I've been doing something similar on OS X.

Every application's Help menu item has a textbox that filters all menu items. You can also reach this textbox through a shortcut (cmd+shift+?).

So, for example, if I'm editing a document and I want to make some text superscript, Instead of hunting through its menus, I just hit cmd+shift+?, type 'sup' and hit enter.

Oh god, does this mean Apple have a patent on it?

Comment: Re:You lie! It's sad. (Score 3, Informative) 180

by Christian Smith (#38636172) Attached to: Kenya Seeks Nuclear Power Infrastructure

With sunshine and 30C+ temperatures throughout the year..."

This is a lie. A big one sadly. Despite being on the equator, Kenya and other countries that the equator crosses never have temperatures beyond 30 degrees Celsius for more than 3 months in a year.
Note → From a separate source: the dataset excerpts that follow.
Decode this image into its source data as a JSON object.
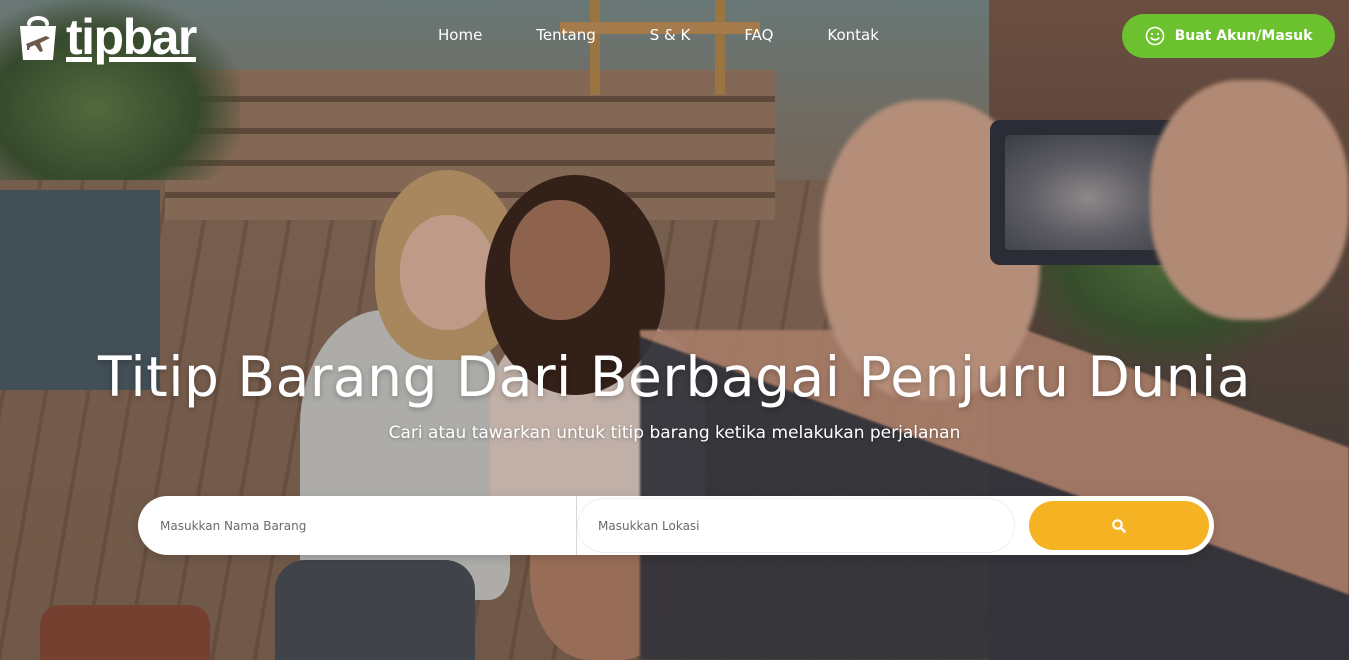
{
  "brand": {
    "name": "tipbar"
  },
  "nav": {
    "items": [
      {
        "label": "Home"
      },
      {
        "label": "Tentang"
      },
      {
        "label": "S & K"
      },
      {
        "label": "FAQ"
      },
      {
        "label": "Kontak"
      }
    ]
  },
  "cta": {
    "label": "Buat Akun/Masuk",
    "icon": "smiley-icon",
    "color": "#6cc12e"
  },
  "hero": {
    "title": "Titip Barang Dari Berbagai Penjuru Dunia",
    "subtitle": "Cari atau tawarkan untuk titip barang ketika melakukan perjalanan"
  },
  "search": {
    "item_placeholder": "Masukkan Nama Barang",
    "location_placeholder": "Masukkan Lokasi",
    "button_icon": "search-icon",
    "button_color": "#f5b324"
  }
}
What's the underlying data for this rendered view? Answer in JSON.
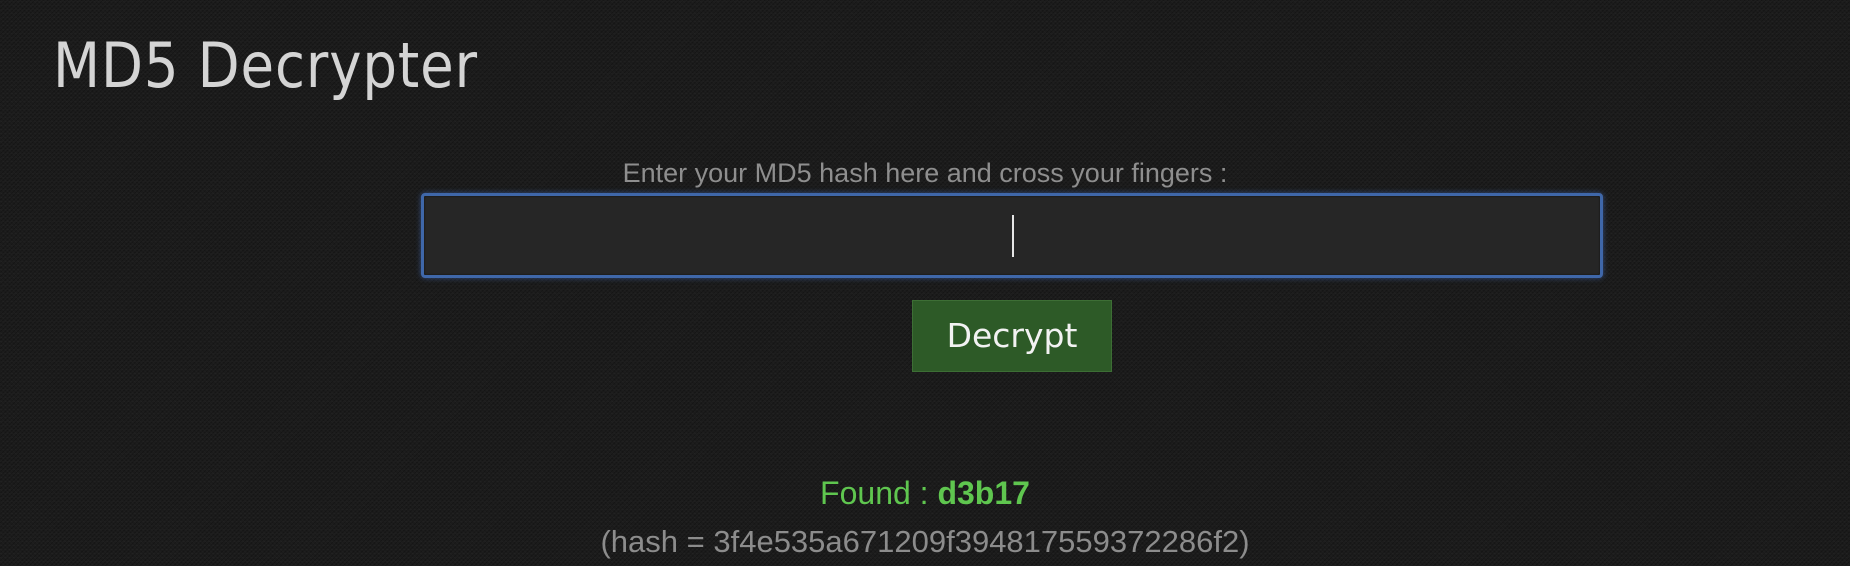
{
  "header": {
    "title": "MD5 Decrypter"
  },
  "form": {
    "prompt": "Enter your MD5 hash here and cross your fingers :",
    "input_value": "",
    "input_placeholder": "",
    "button_label": "Decrypt"
  },
  "result": {
    "found_label": "Found : ",
    "found_value": "d3b17",
    "hash_prefix": "(hash = ",
    "hash_value": "3f4e535a671209f394817559372286f2",
    "hash_suffix": ")"
  },
  "colors": {
    "background": "#1b1b1b",
    "input_border": "#3f67a9",
    "button_bg": "#2d5a27",
    "found_text": "#5fc64f",
    "muted_text": "#8c8c8c"
  }
}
In fact for Nairobi, their capital, you will freeze at night and temps never go beyond 28 degrees Celsius for most of the day. Google Nairobi weather (I just did) and you'll find temperature now (it's almost noon there) at 23 degrees Celsius.

Probably more to do with Nairobi's elevation. Nairobi is quite a way above sea level, the air thinner, and therefore not retaining as much heat as at sea level. But as solar cells or solar heating devices rely on solar radiation, rather than the resulting ambient heat, solar devices would be very effective nonetheless.